We still talk about the values, but we don’t practice them at home. We let our neighbors get foreclosed on because we don’t believe people have a right to housing. So we’re using that Bill of Rights as a foundation to make a claim that what we’re talking about isn’t so far out there.

It’s not far out there to say that there’s a right to housing. We’ve been screwed up and controlled by the   corporate political reality that they have us believing, that a right to housing is ‘un-American.’ In fact, it was our own country, and our own president, which started that conversation at a governmental level during his tenure.

DS: As Nick Pinto pointed out in his Village Voice article last Tuesday, this seems to touch on the longstanding debate within the Occupy movement since September: reform or revolution? Where do you stand in this?

GM: I tend to reject dichotomous choices. The either/or, all or nothing. What I believe is that a movement needs to hit every angle. The wave of a movement will hit the shore, and no stone will be able to avoid it and be unturned.

I don’t identify with the concept of reform in the sense of ‘go along to get along’. On the other side, I’ve met people who are calling for outright, ‘Stop everything; revolution now.’ I challenge those folks directly because there’s recklessness there.

There is a value set around our idea of electoral politics which is fundamentally radical, which could revolutionize our country.
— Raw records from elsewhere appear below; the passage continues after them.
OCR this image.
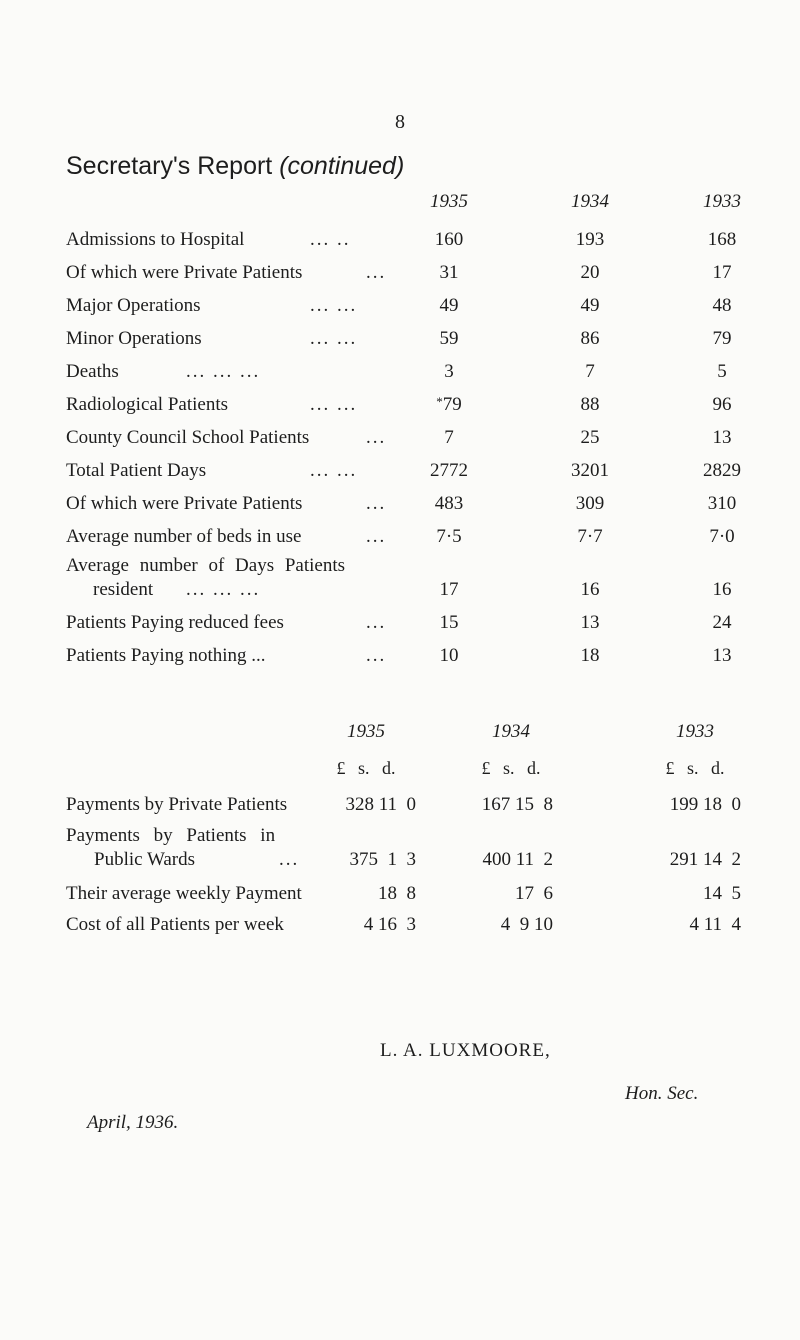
8
Secretary's Report (continued)
1935	1934	1933
Admissions to Hospital	... ..	160	193	168
Of which were Private Patients	...	31	20	17
Major Operations	... ...	49	49	48
Minor Operations	... ...	59	86	79
Deaths	... ... ...	3	7	5
Radiological Patients	... ...	*79	88	96
County Council School Patients	...	7	25	13
Total Patient Days	... ...	2772	3201	2829
Of which were Private Patients	...	483	309	310
Average number of beds in use	...	7·5	7·7	7·0
Average number of Days Patients
resident ... ... ...	17	16	16
Patients Paying reduced fees	...	15	13	24
Patients Paying nothing ...	...	10	18	13
1935	1934	1933
£ s. d.	£ s. d.	£ s. d.
Payments by Private Patients	328 11  0	167 15  8	199 18  0
Payments by Patients in
Public Wards	...	375  1  3	400 11  2	291 14  2
Their average weekly Payment	18  8	17  6	14  5
Cost of all Patients per week	4 16  3	4  9 10	4 11  4
L. A. LUXMOORE,
Hon. Sec.
April, 1936.
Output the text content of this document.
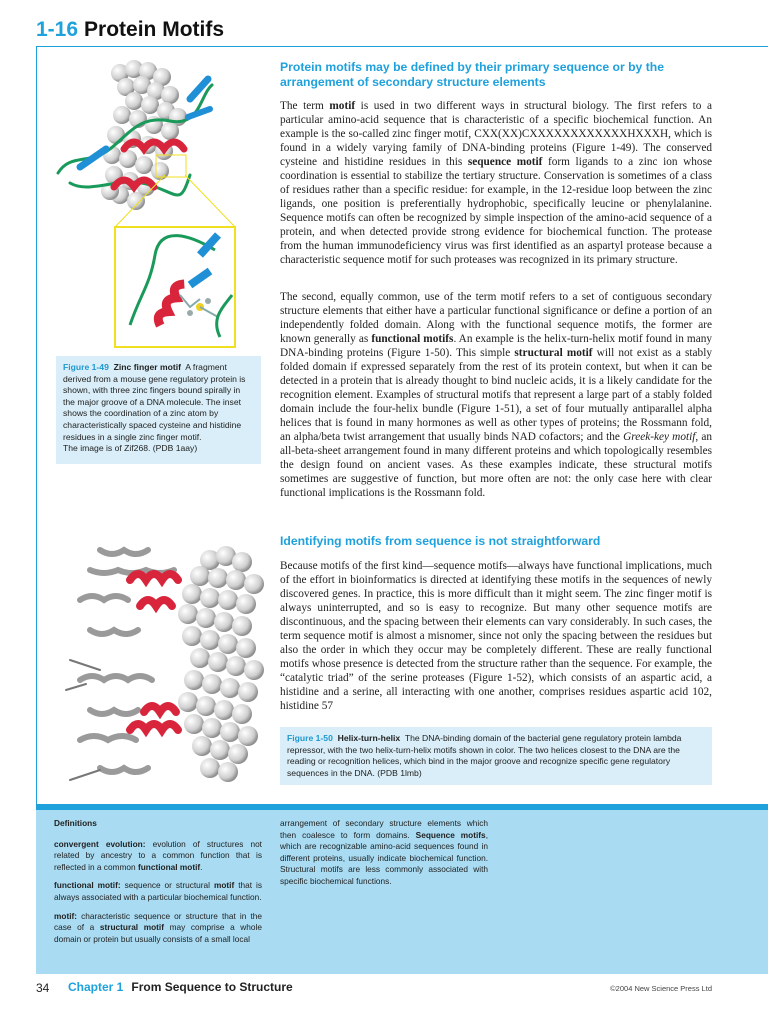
1-16 Protein Motifs
Figure 1-49 Zinc finger motif A fragment derived from a mouse gene regulatory protein is shown, with three zinc fingers bound spirally in the major groove of a DNA molecule. The inset shows the coordination of a zinc atom by characteristically spaced cysteine and histidine residues in a single zinc finger motif.
The image is of Zif268. (PDB 1aay)
Protein motifs may be defined by their primary sequence or by the arrangement of secondary structure elements

The term motif is used in two different ways in structural biology. The first refers to a particular amino-acid sequence that is characteristic of a specific biochemical function. An example is the so-called zinc finger motif, CXX(XX)CXXXXXXXXXXXXHXXXH, which is found in a widely varying family of DNA-binding proteins (Figure 1-49). The conserved cysteine and histidine residues in this sequence motif form ligands to a zinc ion whose coordination is essential to stabilize the tertiary structure. Conservation is sometimes of a class of residues rather than a specific residue: for example, in the 12-residue loop between the zinc ligands, one position is preferentially hydrophobic, specifically leucine or phenylalanine. Sequence motifs can often be recognized by simple inspection of the amino-acid sequence of a protein, and when detected provide strong evidence for biochemical function. The protease from the human immunodeficiency virus was first identified as an aspartyl protease because a characteristic sequence motif for such proteases was recognized in its primary structure.

The second, equally common, use of the term motif refers to a set of contiguous secondary structure elements that either have a particular functional significance or define a portion of an independently folded domain. Along with the functional sequence motifs, the former are known generally as functional motifs. An example is the helix-turn-helix motif found in many DNA-binding proteins (Figure 1-50). This simple structural motif will not exist as a stably folded domain if expressed separately from the rest of its protein context, but when it can be detected in a protein that is already thought to bind nucleic acids, it is a likely candidate for the recognition element. Examples of structural motifs that represent a large part of a stably folded domain include the four-helix bundle (Figure 1-51), a set of four mutually antiparallel alpha helices that is found in many hormones as well as other types of proteins; the Rossmann fold, an alpha/beta twist arrangement that usually binds NAD cofactors; and the Greek-key motif, an all-beta-sheet arrangement found in many different proteins and which topologically resembles the design found on ancient vases. As these examples indicate, these structural motifs sometimes are suggestive of function, but more often are not: the only case here with clear functional implications is the Rossmann fold.

Identifying motifs from sequence is not straightforward

Because motifs of the first kind—sequence motifs—always have functional implications, much of the effort in bioinformatics is directed at identifying these motifs in the sequences of newly discovered genes. In practice, this is more difficult than it might seem. The zinc finger motif is always uninterrupted, and so is easy to recognize. But many other sequence motifs are discontinuous, and the spacing between their elements can vary considerably. In such cases, the term sequence motif is almost a misnomer, since not only the spacing between the residues but also the order in which they occur may be completely different. These are really functional motifs whose presence is detected from the structure rather than the sequence. For example, the “catalytic triad” of the serine proteases (Figure 1-52), which consists of an aspartic acid, a histidine and a serine, all interacting with one another, comprises residues aspartic acid 102, histidine 57

Figure 1-50 Helix-turn-helix The DNA-binding domain of the bacterial gene regulatory protein lambda repressor, with the two helix-turn-helix motifs shown in color. The two helices closest to the DNA are the reading or recognition helices, which bind in the major groove and recognize specific gene regulatory sequences in the DNA. (PDB 1lmb)

Definitions

convergent evolution: evolution of structures not related by ancestry to a common function that is reflected in a common functional motif.

functional motif: sequence or structural motif that is always associated with a particular biochemical function.

motif: characteristic sequence or structure that in the case of a structural motif may comprise a whole domain or protein but usually consists of a small local

arrangement of secondary structure elements which then coalesce to form domains. Sequence motifs, which are recognizable amino-acid sequences found in different proteins, usually indicate biochemical function. Structural motifs are less commonly associated with specific biochemical functions.

34 Chapter 1 From Sequence to Structure	©2004 New Science Press Ltd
Engaging in the electoral arena is not reformist per se, if you come in with a model set to turn the system on its head.

I don’t want people to give up everything for electoral politics, or saying that we won’t be anything if we don’t get involved in electoral politics. I’m saying, leave no stone unturned; let’s try this.

That’s the beauty of ‘diversity of tactics.’ We can push through the boundaries of either/or for revolution or reform, and have something that’s organically growing.
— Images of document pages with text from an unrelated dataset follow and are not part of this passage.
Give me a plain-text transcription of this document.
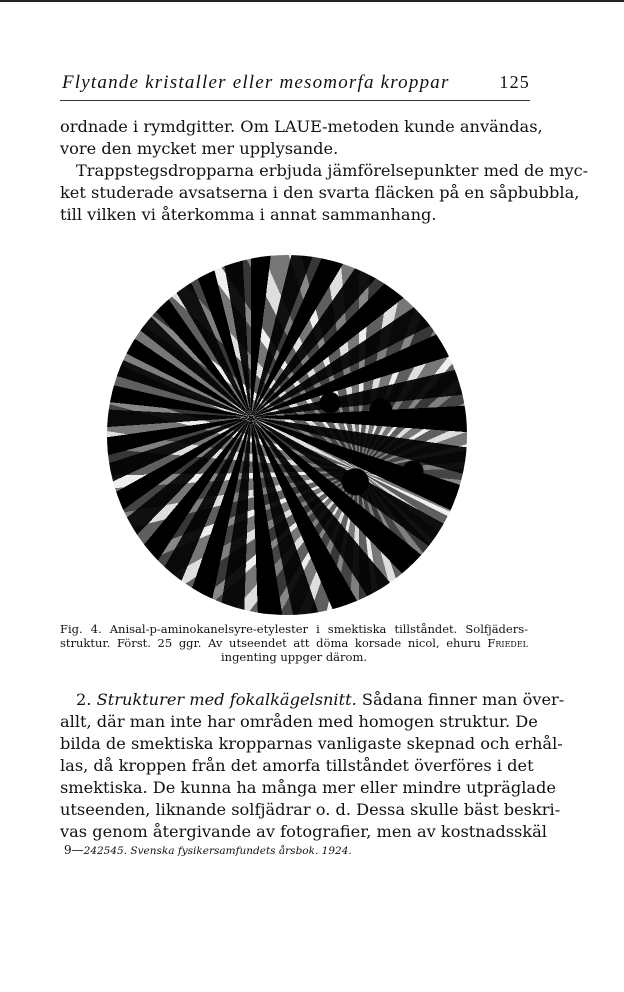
Flytande kristaller eller mesomorfa kroppar	125
ordnade i rymdgitter. Om LAUE-metoden kunde användas,
vore den mycket mer upplysande.
Trappstegsdropparna erbjuda jämförelsepunkter med de myc-
ket studerade avsatserna i den svarta fläcken på en såpbubbla,
till vilken vi återkomma i annat sammanhang.
Fig. 4. Anisal-p-aminokanelsyre-etylester i smektiska tillståndet. Solfjäders-
struktur. Först. 25 ggr. Av utseendet att döma korsade nicol, ehuru Friedel
ingenting uppger därom.
2. Strukturer med fokalkägelsnitt. Sådana finner man över-
allt, där man inte har områden med homogen struktur. De
bilda de smektiska kropparnas vanligaste skepnad och erhål-
las, då kroppen från det amorfa tillståndet överföres i det
smektiska. De kunna ha många mer eller mindre utpräglade
utseenden, liknande solfjädrar o. d. Dessa skulle bäst beskri-
vas genom återgivande av fotografier, men av kostnadsskäl
9—242545. Svenska fysikersamfundets årsbok. 1924.
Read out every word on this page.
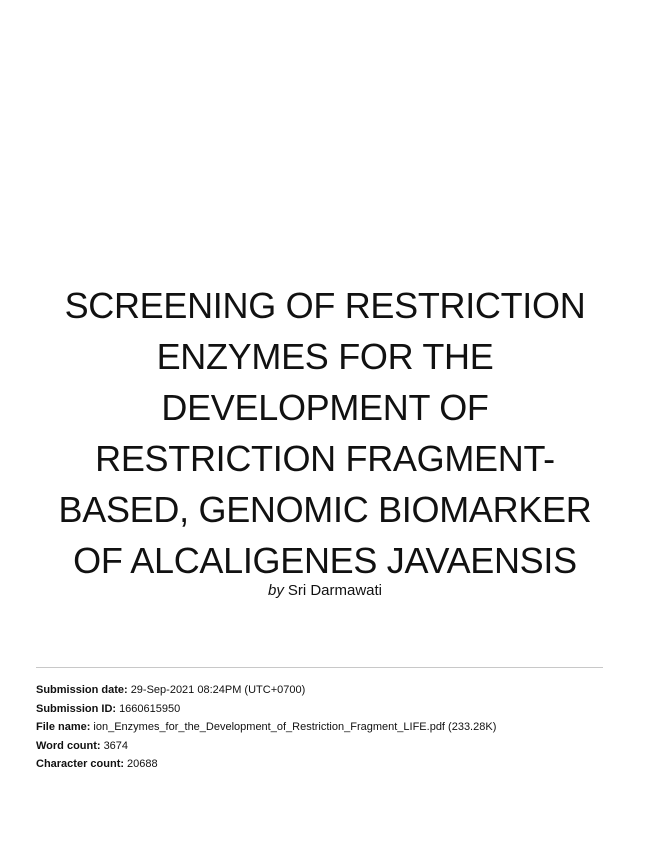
SCREENING OF RESTRICTION
ENZYMES FOR THE
DEVELOPMENT OF
RESTRICTION FRAGMENT-
BASED, GENOMIC BIOMARKER
OF ALCALIGENES JAVAENSIS
by Sri Darmawati
Submission date: 29-Sep-2021 08:24PM (UTC+0700)
Submission ID: 1660615950
File name: ion_Enzymes_for_the_Development_of_Restriction_Fragment_LIFE.pdf (233.28K)
Word count: 3674
Character count: 20688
We can’t just talk about it in a park. We need to be engaging real people with the functional tools to start doing what we want to do. I think [this is] absolutely revolutionary if we can turn the political system on its head, and dominate politics without money.

I had a conversation with a cat from Adbusters. Adbusters called Occupy burnt out, dead. But here’s the difference between what we’re trying to build:

An editor for Adbusters, who helped put out the call for September 17th in the first place, was coming to New York for the first time, around May 15th. He said he’d like to see a critical mass, people taking to the streets and shutting everything down.
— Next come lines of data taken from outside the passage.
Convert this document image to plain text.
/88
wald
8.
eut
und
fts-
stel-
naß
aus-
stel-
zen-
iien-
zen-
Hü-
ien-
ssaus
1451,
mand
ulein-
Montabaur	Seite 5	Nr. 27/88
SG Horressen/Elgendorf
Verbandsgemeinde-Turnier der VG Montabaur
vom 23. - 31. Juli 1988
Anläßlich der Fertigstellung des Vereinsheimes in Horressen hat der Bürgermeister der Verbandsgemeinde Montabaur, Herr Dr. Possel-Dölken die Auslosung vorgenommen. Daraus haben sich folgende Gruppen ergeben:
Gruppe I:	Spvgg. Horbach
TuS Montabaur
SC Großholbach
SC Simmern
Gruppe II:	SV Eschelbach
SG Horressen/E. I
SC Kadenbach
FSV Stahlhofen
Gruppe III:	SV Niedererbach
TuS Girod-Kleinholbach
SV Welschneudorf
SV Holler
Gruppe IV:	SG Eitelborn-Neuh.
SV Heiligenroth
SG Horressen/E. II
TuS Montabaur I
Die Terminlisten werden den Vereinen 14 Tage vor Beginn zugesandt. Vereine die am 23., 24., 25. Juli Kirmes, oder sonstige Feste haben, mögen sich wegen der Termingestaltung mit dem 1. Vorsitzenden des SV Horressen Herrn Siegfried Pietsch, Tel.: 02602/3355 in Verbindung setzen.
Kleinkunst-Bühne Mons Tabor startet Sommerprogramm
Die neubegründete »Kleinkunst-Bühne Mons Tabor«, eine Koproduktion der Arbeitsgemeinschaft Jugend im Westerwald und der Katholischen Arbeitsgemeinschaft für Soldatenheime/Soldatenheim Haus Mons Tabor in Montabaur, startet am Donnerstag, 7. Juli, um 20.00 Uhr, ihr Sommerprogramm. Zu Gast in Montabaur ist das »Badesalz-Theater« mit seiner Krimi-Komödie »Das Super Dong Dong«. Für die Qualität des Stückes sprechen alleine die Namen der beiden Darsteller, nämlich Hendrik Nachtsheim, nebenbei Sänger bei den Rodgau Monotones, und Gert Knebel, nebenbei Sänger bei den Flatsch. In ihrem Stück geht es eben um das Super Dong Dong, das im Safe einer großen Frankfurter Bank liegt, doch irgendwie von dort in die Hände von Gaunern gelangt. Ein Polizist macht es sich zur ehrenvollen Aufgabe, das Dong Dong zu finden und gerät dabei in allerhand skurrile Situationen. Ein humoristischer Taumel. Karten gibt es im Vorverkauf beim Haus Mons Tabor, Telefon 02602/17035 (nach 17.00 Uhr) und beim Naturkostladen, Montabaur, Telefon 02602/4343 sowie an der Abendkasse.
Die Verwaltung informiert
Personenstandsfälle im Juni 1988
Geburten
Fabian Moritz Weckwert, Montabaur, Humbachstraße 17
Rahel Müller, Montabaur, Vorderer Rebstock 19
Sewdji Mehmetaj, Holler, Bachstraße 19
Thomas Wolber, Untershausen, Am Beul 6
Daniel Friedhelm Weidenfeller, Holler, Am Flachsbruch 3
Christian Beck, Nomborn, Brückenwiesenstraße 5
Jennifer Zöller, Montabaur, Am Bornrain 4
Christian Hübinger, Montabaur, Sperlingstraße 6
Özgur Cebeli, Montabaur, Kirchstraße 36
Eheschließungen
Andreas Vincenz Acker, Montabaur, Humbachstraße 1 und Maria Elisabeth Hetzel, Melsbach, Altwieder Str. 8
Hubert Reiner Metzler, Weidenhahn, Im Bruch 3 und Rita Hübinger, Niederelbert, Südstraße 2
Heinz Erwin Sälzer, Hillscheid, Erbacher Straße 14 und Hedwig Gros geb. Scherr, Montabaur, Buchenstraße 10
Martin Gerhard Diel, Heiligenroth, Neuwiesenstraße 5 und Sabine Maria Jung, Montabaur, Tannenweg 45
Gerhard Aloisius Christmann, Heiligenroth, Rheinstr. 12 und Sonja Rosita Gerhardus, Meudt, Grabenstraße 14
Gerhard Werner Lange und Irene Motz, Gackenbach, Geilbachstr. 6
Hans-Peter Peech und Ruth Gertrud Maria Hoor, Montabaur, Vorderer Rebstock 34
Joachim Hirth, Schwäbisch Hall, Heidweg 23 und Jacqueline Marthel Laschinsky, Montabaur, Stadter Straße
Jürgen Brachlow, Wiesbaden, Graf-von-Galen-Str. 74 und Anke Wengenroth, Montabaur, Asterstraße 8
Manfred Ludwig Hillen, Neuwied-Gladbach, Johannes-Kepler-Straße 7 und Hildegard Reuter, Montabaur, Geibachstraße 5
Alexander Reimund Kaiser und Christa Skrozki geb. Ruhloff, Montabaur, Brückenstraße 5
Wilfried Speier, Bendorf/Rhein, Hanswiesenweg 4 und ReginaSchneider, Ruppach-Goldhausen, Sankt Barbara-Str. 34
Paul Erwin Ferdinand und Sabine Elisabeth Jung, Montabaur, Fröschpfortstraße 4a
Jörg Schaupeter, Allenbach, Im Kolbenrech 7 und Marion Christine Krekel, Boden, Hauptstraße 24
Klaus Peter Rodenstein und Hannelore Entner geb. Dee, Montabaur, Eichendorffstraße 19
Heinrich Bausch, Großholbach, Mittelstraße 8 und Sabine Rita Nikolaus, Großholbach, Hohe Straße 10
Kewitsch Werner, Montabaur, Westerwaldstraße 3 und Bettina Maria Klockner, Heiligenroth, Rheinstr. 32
What I told him is that we’re focusing on the ability of the community to care for themselves, in case everything really did shut down. Part of our strategy is to be able to reclaim public spaces – like through guerilla farming. If we could take over the city next year, and start bum rushing municipalities, we can use eminent domain laws currently on the books to pull those spaces back into the commons. It means that guerilla gardeners won’t be stomped by the police, and give the communities the ability to feed themselves, and replace the people who give them food. This will give them power.

The guy from Adbusters just diminished the value of what I’m saying. He said, ‘I want revolution, shut everything down!’ I said, ‘That’s reckless! People in my community are hungry today. You want to shut it down without giving people the capacity to care for themselves?’

I said straight up, ‘Fuck you. I’m not down with this in my city, saying we should burn our cities down, when we’re already hurting, and already burning. But you’re not gonna be reckless when we’re thinking of feeding our kids, and you say that doesn’t matter.’

You could take these 300 [Occupy] people to the closest hood, where there are predominantly low -income Blacks and Latinos, and yell what you’re yelling right now, that you want to shut it all down, and that you have no plan, and no responsibility to them at all. See how they react.’

The strength of a movement is in its ability to represent the needs of real people. If we want more people to be involved, we need to give people the ability to express themselves, and give them capacity to survive.